Try it yourself on any request body:
echo '{"model":"gpt-4o","messages":[...]}' | llmtrim compress --provider openai
Log-folding is just one of ten compressors. A different one re-encodes bulky JSON arrays into a compact table, with the same data in a third of the tokens:
before: [{"id":1,"city":"Paris","ok":true},{"id":2,"city":"Lyon","ok":false}, … 200 rows]
after: [200]{id,city,ok}: 1,Paris,true; 2,Lyon,false; … (TOON encoding, lossless)
Each compressor fires only where it pays:
| Where the waste is | What llmtrim does |
|---|---|
| Tool output (build logs, diffs, grep dumps, big JSON) | Keep the signal (errors, changes, matches), fold the noise |
| Long context (pasted docs, history) | Rank and keep the chunks relevant to the question; drop the rest |
| Source code | Keep the bodies of relevant functions, reduce the rest to signatures |
| Tool schemas (resent every turn) | Trim descriptions, drop unused tools, keep the cache prefix stable |
| JSON / record arrays | Re-encode to a compact table format, sample huge arrays |
| The model's reply | Ask for terser output where it won't hurt the answer |
Stages run in savings order.

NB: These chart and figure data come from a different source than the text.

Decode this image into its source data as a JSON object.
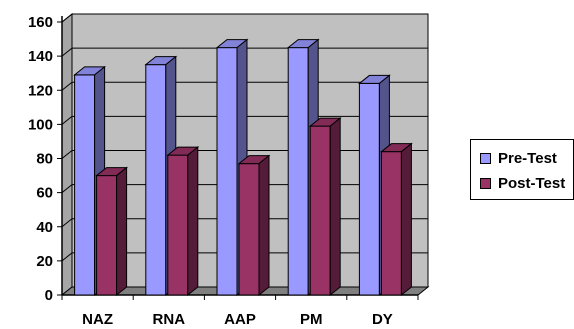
{
  "chart_data": {
    "type": "bar",
    "categories": [
      "NAZ",
      "RNA",
      "AAP",
      "PM",
      "DY"
    ],
    "series": [
      {
        "name": "Pre-Test",
        "values": [
          129,
          135,
          145,
          145,
          124
        ],
        "color": "#9999ff"
      },
      {
        "name": "Post-Test",
        "values": [
          70,
          82,
          77,
          99,
          84
        ],
        "color": "#993366"
      }
    ],
    "ylim": [
      0,
      160
    ],
    "yticks": [
      "0",
      "20",
      "40",
      "60",
      "80",
      "100",
      "120",
      "140",
      "160"
    ],
    "title": "",
    "xlabel": "",
    "ylabel": "",
    "grid": true,
    "style": "3d",
    "plot_background": "#c0c0c0",
    "legend_position": "right"
  }
}
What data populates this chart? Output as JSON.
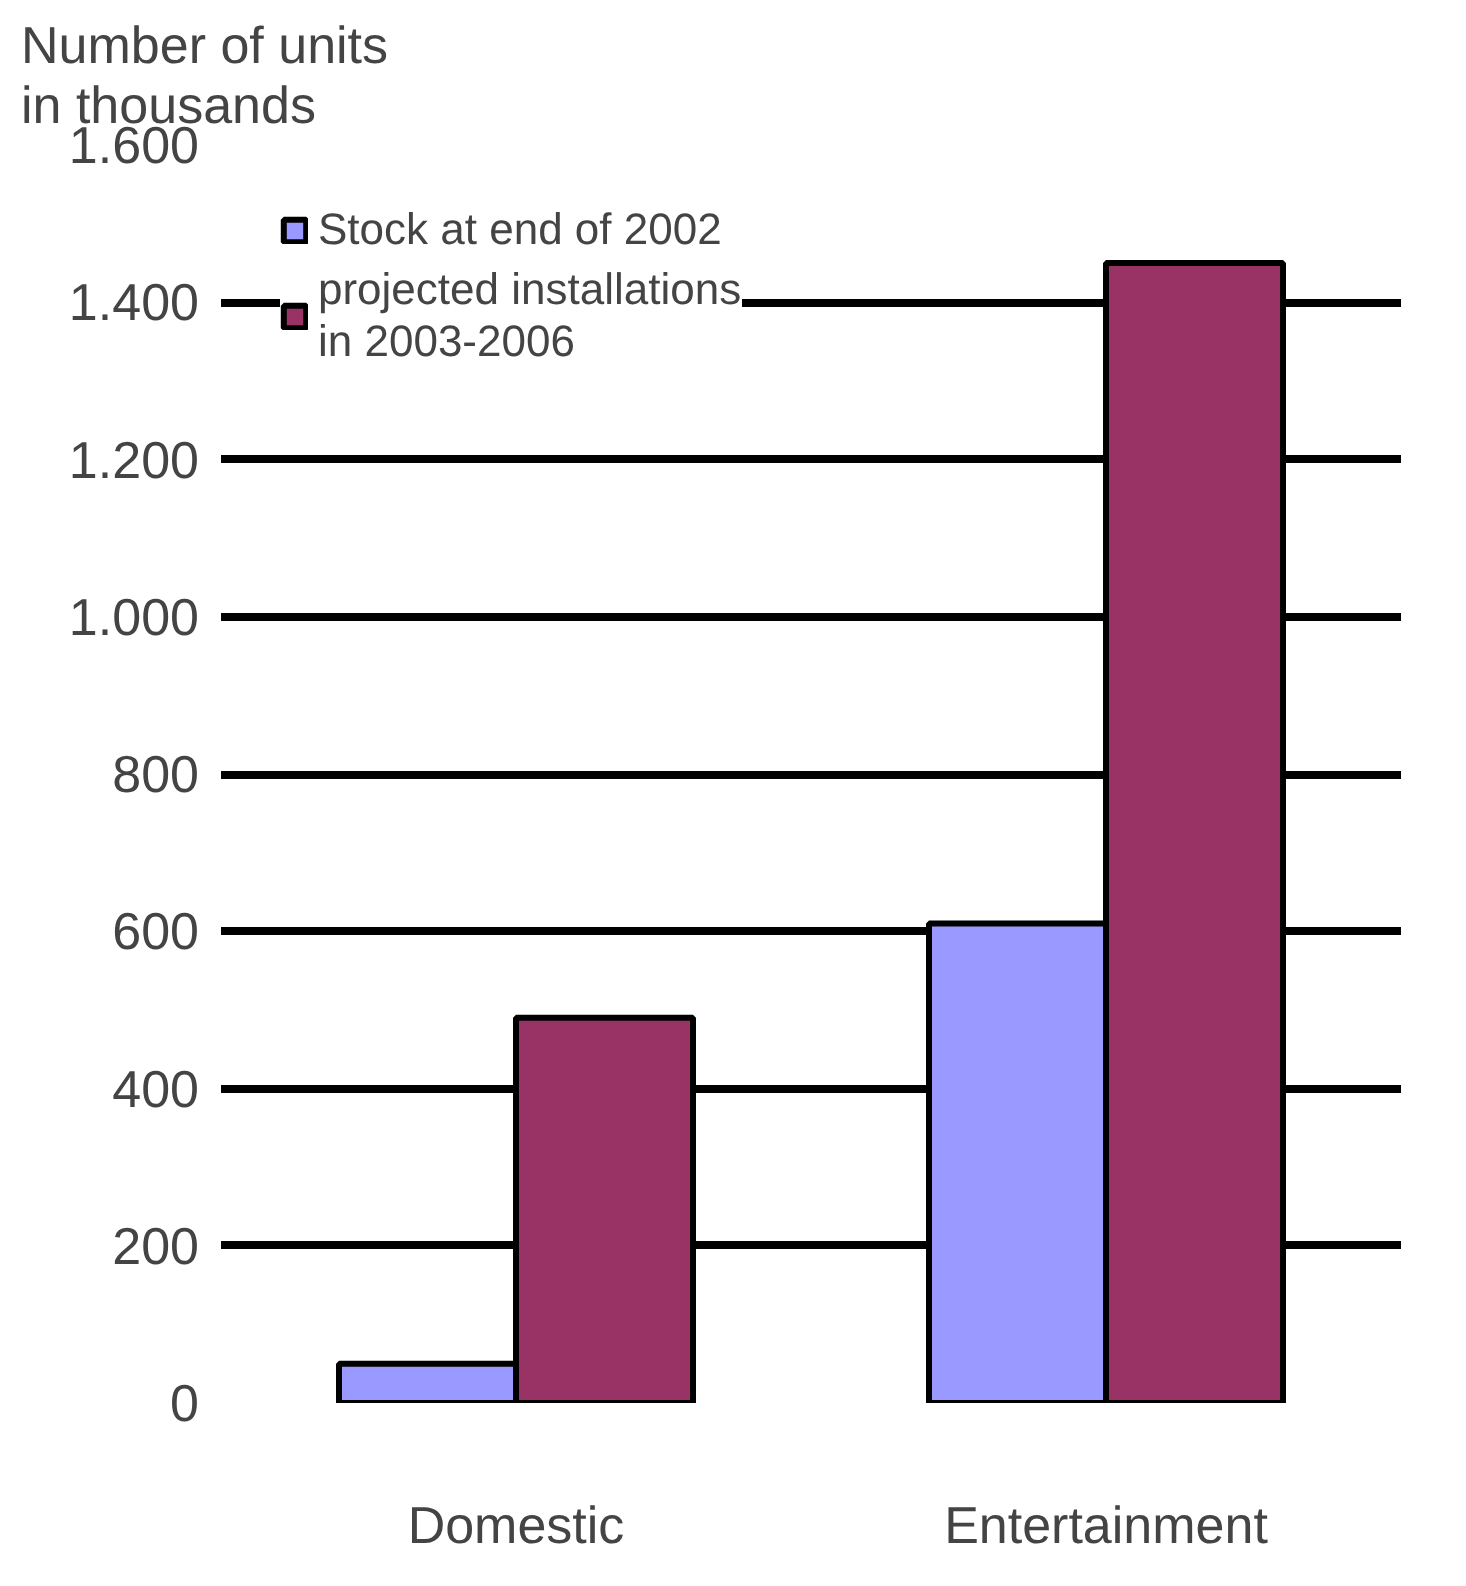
{
  "chart_data": {
    "type": "bar",
    "title": "Number of units\nin thousands",
    "categories": [
      "Domestic",
      "Entertainment"
    ],
    "series": [
      {
        "name": "Stock at end of 2002",
        "color": "#9999ff",
        "values": [
          50,
          610
        ]
      },
      {
        "name": "projected installations\nin 2003-2006",
        "color": "#993366",
        "values": [
          490,
          1450
        ]
      }
    ],
    "ylim": [
      0,
      1600
    ],
    "yticks": [
      0,
      200,
      400,
      600,
      800,
      {
        "value": 1000,
        "label": "1.000"
      },
      {
        "value": 1200,
        "label": "1.200"
      },
      {
        "value": 1400,
        "label": "1.400"
      },
      {
        "value": 1600,
        "label": "1.600"
      }
    ],
    "grid": "y",
    "legend": "top left"
  }
}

Nothing under a cache_control marker is ever rewritten.
| Stage | What it does | When it runs |
|---|---|---|
| tool-output | Lossless template fold first, then window logs · diffs · grep · dumps down to errors / changes / matches | tool results |
| cache discipline | Mark + stabilize the invariant prefix (sort tools/schema · OpenAI prompt_cache_key) so it stays cached |
tools |
| lexical retrieval | BM25+ ranking with RM3 feedback · TextTiling topic cuts · budgeted non-redundant selection; question protected | long context |
| skeletonization | tree-sitter keeps relevant function bodies, drops the rest to signatures (14 languages) | code |
| serialize + hygiene | Minify JSON, encode record arrays to TOON or CSV, Unicode-normalize | always · lossless |
| json sample | Down-sample huge record arrays: first/last + outliers + a query-biased diverse sample | big JSON |
| dedup | Collapse duplicate + near-duplicate lines (prose only) | always |
| output control | Terse instruction · Chain-of-Draft · token budget · native JSON schema | auto |
| tool layer | Static tool selection + description trimming | tools |
| multimodal | Downscale images to the provider's resolution cap | images |
Default auto switches each stage on only where it pays. safe runs the lossless stages only. Full config →
[!NOTE] Works with any tool that routes through
HTTPS_PROXY: Claude Code, Codex, Cursor, Aider, your own app. GitHub Copilot pins its certificates and can't be intercepted (full list).
# 1. Install (any OS, prebuilt binary, no Rust needed)
npm install -g @llmtrim/cli@latest && llmtrim setup
# 2. Open a new shell. Your AI tools now route through llmtrim automatically.
# 3. Watch the savings add up as you work
llmtrim status --watch
No Node? Use an installer instead:
# Linux / macOS
curl -fsSL https://raw.githubusercontent.com/fkiene/llmtrim/main/install.sh | sh
# Windows (PowerShell)
irm https://raw.githubusercontent.com/fkiene/llmtrim/main/install.ps1 | iex
Or your own package manager, same binary everywhere: brew install fkiene/tap/llmtrim · cargo binstall llmtrim · scoop install llmtrim · docker run ghcr.io/fkiene/llmtrim. Full options in INSTALL.md.
setup is a local HTTPS proxy, the same technique as mitmproxy, scoped to LLM APIs. It changes exactly three things (a CA certificate in ~/.llmtrim/, a proxy setting in your shell profile, a login service), and llmtrim uninstall reverses all three. No API keys are stored (it forwards your tool's own auth), and your prompts never touch disk; only an anonymous count of tokens saved is kept. Full threat model: SECURITY.md.